Thursday, July 3, 2008

Do feds track cell users illegally?

The ACLU and the Electronic Frontier Foundation sued the Justice Dept. Tuesday for information regarding the use of cellphones as tracking devices. The Washington Post reports that the ACLU had filed, back in November, a Freedom of Information Act request for documents, memos and guidelines on tracking cellphone users.

The groups suspect the government seeks the information without following the Fourth Amendment requirement that it establish probable cause of a crime.

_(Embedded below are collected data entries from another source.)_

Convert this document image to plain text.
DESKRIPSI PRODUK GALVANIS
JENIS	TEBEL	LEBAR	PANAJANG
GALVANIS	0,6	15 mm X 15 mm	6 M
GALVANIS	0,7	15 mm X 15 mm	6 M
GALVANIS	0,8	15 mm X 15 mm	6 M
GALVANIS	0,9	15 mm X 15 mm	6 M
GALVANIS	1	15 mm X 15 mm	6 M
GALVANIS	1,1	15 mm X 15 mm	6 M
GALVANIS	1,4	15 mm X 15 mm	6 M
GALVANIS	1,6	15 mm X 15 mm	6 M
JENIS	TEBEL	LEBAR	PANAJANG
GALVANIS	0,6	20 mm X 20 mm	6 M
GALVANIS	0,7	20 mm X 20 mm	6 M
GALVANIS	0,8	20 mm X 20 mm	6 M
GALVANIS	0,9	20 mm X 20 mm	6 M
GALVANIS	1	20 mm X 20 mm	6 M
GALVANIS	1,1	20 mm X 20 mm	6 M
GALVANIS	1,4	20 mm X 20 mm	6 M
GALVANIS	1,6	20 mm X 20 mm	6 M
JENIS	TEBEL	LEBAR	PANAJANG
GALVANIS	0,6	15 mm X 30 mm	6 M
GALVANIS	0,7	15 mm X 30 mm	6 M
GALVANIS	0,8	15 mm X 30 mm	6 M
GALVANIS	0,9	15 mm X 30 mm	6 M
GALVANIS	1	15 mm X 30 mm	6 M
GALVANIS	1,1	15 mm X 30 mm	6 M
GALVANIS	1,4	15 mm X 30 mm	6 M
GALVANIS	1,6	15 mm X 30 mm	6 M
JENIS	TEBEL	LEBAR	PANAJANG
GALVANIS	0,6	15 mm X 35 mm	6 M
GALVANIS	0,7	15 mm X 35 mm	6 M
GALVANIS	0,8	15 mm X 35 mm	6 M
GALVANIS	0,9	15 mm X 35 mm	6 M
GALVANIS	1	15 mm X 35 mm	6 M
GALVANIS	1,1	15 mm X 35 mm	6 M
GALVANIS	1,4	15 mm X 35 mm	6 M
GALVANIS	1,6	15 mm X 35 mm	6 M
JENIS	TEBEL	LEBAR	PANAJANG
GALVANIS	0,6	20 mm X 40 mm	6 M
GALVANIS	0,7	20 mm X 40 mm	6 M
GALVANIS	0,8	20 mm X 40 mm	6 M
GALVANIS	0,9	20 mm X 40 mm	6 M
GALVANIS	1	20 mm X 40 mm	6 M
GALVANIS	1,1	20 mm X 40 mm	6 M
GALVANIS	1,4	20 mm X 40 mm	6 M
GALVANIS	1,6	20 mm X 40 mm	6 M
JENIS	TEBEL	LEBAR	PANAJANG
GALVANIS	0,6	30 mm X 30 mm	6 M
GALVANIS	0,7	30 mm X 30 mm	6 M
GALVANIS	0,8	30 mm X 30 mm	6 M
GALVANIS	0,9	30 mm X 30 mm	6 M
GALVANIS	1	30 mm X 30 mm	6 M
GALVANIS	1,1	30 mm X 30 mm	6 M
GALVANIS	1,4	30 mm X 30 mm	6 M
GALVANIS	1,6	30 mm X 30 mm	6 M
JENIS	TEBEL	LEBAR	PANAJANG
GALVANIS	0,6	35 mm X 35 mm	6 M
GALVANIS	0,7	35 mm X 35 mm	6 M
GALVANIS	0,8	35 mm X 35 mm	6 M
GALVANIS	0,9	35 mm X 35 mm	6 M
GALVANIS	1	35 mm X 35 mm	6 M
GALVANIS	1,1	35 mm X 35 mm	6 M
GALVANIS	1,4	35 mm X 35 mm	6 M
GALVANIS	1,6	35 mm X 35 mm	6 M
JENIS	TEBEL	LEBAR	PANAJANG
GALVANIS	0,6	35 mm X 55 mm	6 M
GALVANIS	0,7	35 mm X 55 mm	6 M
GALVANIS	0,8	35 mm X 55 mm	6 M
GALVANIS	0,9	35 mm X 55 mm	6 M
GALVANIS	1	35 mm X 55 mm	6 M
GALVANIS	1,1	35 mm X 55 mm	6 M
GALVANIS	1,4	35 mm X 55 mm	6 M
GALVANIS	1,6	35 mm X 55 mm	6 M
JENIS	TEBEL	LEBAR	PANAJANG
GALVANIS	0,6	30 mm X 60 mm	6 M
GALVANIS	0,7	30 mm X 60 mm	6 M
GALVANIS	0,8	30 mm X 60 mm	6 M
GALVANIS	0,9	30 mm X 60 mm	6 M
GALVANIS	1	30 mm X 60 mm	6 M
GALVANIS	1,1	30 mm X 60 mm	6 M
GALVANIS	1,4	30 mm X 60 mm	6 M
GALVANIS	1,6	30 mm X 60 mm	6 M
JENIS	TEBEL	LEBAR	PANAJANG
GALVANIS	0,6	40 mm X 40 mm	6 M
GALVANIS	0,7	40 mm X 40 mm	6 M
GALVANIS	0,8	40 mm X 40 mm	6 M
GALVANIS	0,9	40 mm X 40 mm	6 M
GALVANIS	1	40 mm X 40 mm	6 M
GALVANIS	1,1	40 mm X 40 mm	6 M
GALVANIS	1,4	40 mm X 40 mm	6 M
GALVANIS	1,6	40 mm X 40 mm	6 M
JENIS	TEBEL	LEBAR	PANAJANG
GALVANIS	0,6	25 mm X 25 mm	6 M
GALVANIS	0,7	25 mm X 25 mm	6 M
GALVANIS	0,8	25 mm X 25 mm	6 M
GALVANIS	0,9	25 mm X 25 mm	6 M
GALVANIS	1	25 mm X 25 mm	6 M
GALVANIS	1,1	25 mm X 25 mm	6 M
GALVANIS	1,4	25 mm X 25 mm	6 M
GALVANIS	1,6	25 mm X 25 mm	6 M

No information was forthcoming, so this suit is an attempt to shake lose the info. The DOJ responded this way:

It is important to remember that the courts determine whether or not cell-site data or more precise cell location data can be turned over to law enforcement in a particular case. . . . Law enforcement has absolutely no interest in tracking the locations of law-abiding citizens. Instead, law enforcement goes through the courts to lawfully obtain data to help locate criminal suspects, sometimes in cases where lives are literally hanging in the balance, such as a child abduction case or a serial murderer on the loose.

An article in the Post last fall revealed that the government routinely asks courts to OK the release of real-time tracking data. As the spokeman said, they “go through the courts.” The issue here apparently is not that they don’t “go” to the courts but whether they show up with inadequate proof of the need for the information and whether the courts rubber-stamp these requests.